Rethinking Assessment Culture in the Age of AI

By Chioke Fuller

The rise of generative AI has reshaped how we think about assessment. In MYP Language and Literature, where writing tasks have traditionally been the bedrock of authenticity, AI has introduced both disruption and opportunity. But beneath the technical questions lies a deeper cultural one: what kind of assessment culture do we want to cultivate in our schools?

The Challenge of Authenticity and Trust

When I first encountered student work that felt suspiciously AI-polished, I realized the real issue wasn’t proof of misconduct—it was trust. Assessment depends on the assumption that student work reflects their own thinking. If that assumption breaks down, so does the culture of fairness and academic integrity that binds a learning community together.

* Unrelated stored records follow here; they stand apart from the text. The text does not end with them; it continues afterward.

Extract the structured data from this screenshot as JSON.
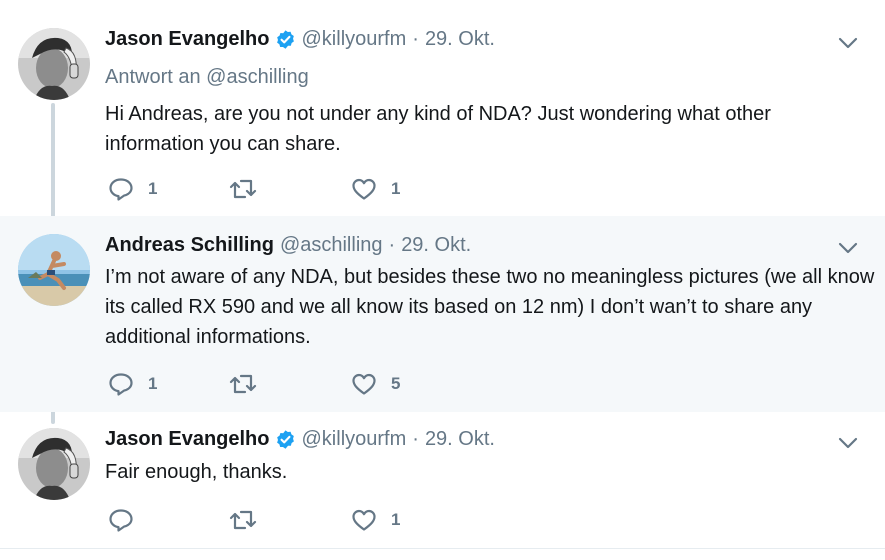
{
  "colors": {
    "verified": "#1da1f2",
    "secondary_text": "#657786",
    "highlight_bg": "#f5f8fa",
    "thread_line": "#ccd6dd"
  },
  "tweets": [
    {
      "author_name": "Jason Evangelho",
      "verified": true,
      "handle": "@killyourfm",
      "separator": "·",
      "date": "29. Okt.",
      "reply_to_prefix": "Antwort an",
      "reply_to_handle": "@aschilling",
      "text": "Hi Andreas, are you not under any kind of NDA? Just wondering what other information you can share.",
      "reply_count": "1",
      "retweet_count": "",
      "like_count": "1",
      "icons": {
        "avatar": "person-with-headphones-avatar",
        "menu": "chevron-down-icon"
      }
    },
    {
      "author_name": "Andreas Schilling",
      "verified": false,
      "handle": "@aschilling",
      "separator": "·",
      "date": "29. Okt.",
      "text": "I’m not aware of any NDA, but besides these two no meaningless pictures (we all know its called RX 590 and we all know its based on 12 nm) I don’t wan’t to share any additional informations.",
      "reply_count": "1",
      "retweet_count": "",
      "like_count": "5",
      "icons": {
        "avatar": "person-jumping-beach-avatar",
        "menu": "chevron-down-icon"
      }
    },
    {
      "author_name": "Jason Evangelho",
      "verified": true,
      "handle": "@killyourfm",
      "separator": "·",
      "date": "29. Okt.",
      "text": "Fair enough, thanks.",
      "reply_count": "",
      "retweet_count": "",
      "like_count": "1",
      "icons": {
        "avatar": "person-with-headphones-avatar",
        "menu": "chevron-down-icon"
      }
    }
  ]
}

Institutional fixes—handwritten exams, surveillance tools, outright bans—may seem like quick answers. But they can easily create inequities for multilingual and neurodiverse learners, while signaling mistrust to students. In the long run, these approaches weaken relationships, and relationships are at the heart of learning.

Shifting Culture Through Assessment Design

If we want to strengthen school culture in an AI-rich world, assessment design must change. Three shifts stand out:

  • 1. Formative Transparency Milestone drafts, checkpoints, and peer feedback make student thinking visible. Instead of treating assessment as a final judgment, they frame it as an ongoing dialogue—one that reinforces trust and models intellectual honesty.
  • 2. Multimodal and Inclusive Practices Assessments that combine writing, oral, and creative outputs create space for diverse learners to demonstrate understanding authentically. In one of my classes, a museum curation project required students to present symbolic artifacts and written labels. The gallery walk format not only surfaced deeper learning but also cultivated a shared sense of creativity and collaboration.
  • 3. AI Literacy as a Cultural Value
  • Rather than hiding AI from students, we need to teach them how to use it responsibly. Embedding AI literacy within ATL skills and the IB Learner Profile frames responsible use as a shared cultural expectation: principled, reflective, and ethical learners in a digital world.

From Surveillance to Shared Responsibility

The cultural question is whether we respond to AI with suspicion or with shared responsibility. If we choose the former, we risk creating a culture of compliance. If we choose the latter, we have the chance to build a culture of trust, agency, and ethical engagement.

For educators, this means resisting the impulse to police and instead designing assessments that invite authenticity. For schools, it means adopting policies that are flexible, equitable, and aligned with our mission—policies that prepare students not just to “get around” AI but to grow through it.

A Culture Worth Building

At its best, assessment is not about catching students out. It is about creating meaningful opportunities to show growth, reflect on learning, and contribute authentically to a community of learners. AI does not erase that purpose—it sharpens it. The real work before us is cultural: building schools where assessment is grounded in trust, creativity, and shared responsibility.

In that kind of culture, AI is not a threat. It is a catalyst for rethinking assessment in ways that are more human, more inclusive, and ultimately more aligned with the values we want our schools to stand for.